Does Money Make the Entrepreneurial World Go Round?
journal contribution
posted on 2009-01-01, 00:00authored byAna Venancio
Lack of capital (liquidity constraints) is one of the oldest explanations advanced to
explain lack of firm entry, performance, and survival. In this paper, we model each of
these business steps in a causal chain by testing the liquidity constraints theory. We
probe the relationships between capital, and firm entry, size, and survival by computing
an exogenous measure of liquidity (historical earnings), calculating measures of human
capital, and developing instruments to cope with the difficulty of measuring business
quality. With this approach, we are able to distinguish more precisely the capital and
business-quality effects on firm size and survival. We analyze these issues using a
unique Portuguese database that traces the mobility of the founders across firms and
matches founders with their ventures’ characteristics.

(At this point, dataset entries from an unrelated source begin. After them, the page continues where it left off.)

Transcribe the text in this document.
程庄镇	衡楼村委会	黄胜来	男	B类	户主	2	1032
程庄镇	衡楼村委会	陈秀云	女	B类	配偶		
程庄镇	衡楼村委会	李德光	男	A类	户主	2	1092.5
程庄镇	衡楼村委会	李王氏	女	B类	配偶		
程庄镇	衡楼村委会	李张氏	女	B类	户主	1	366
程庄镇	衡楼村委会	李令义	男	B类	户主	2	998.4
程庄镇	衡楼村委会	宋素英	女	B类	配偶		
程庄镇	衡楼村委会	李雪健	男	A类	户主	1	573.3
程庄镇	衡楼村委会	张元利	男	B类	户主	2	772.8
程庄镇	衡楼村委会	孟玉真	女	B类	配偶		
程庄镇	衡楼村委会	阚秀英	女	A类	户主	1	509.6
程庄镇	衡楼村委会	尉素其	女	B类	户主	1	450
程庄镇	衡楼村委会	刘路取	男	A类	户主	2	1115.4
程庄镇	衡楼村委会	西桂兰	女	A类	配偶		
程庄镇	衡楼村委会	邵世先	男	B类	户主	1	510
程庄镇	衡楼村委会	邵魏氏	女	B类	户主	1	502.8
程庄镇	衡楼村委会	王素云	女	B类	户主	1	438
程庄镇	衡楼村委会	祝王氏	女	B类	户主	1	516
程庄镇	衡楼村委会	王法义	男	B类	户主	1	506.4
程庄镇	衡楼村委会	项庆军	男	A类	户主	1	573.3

Our results indicate that money is important to some extent in the entrepreneurial
world, but not so much as previous work has argued. We find only weak support that
individuals with more earnings are more likely to attempt entrepreneurship, except in
the professional industries. However, founder earnings are an important determinant of
start-ups financial capital. Entrepreneurs contribute more of their own capital when they
accumulate larger earnings, which enable founders to obtain larger funds from external
institutions. Start-up size is positively determined by financial capital, but whether the
latter affects the survival rate is questionable. Overall, lack of earnings inhibits
individuals from raising the desired amount of financial capital and establishing firms
with the desired scale. Nevertheless, after excluding alternative theories, we find
support for the liquidity constraints hypothesis (capital market imperfections) only in
the funding decisions and not in entry or size decisions.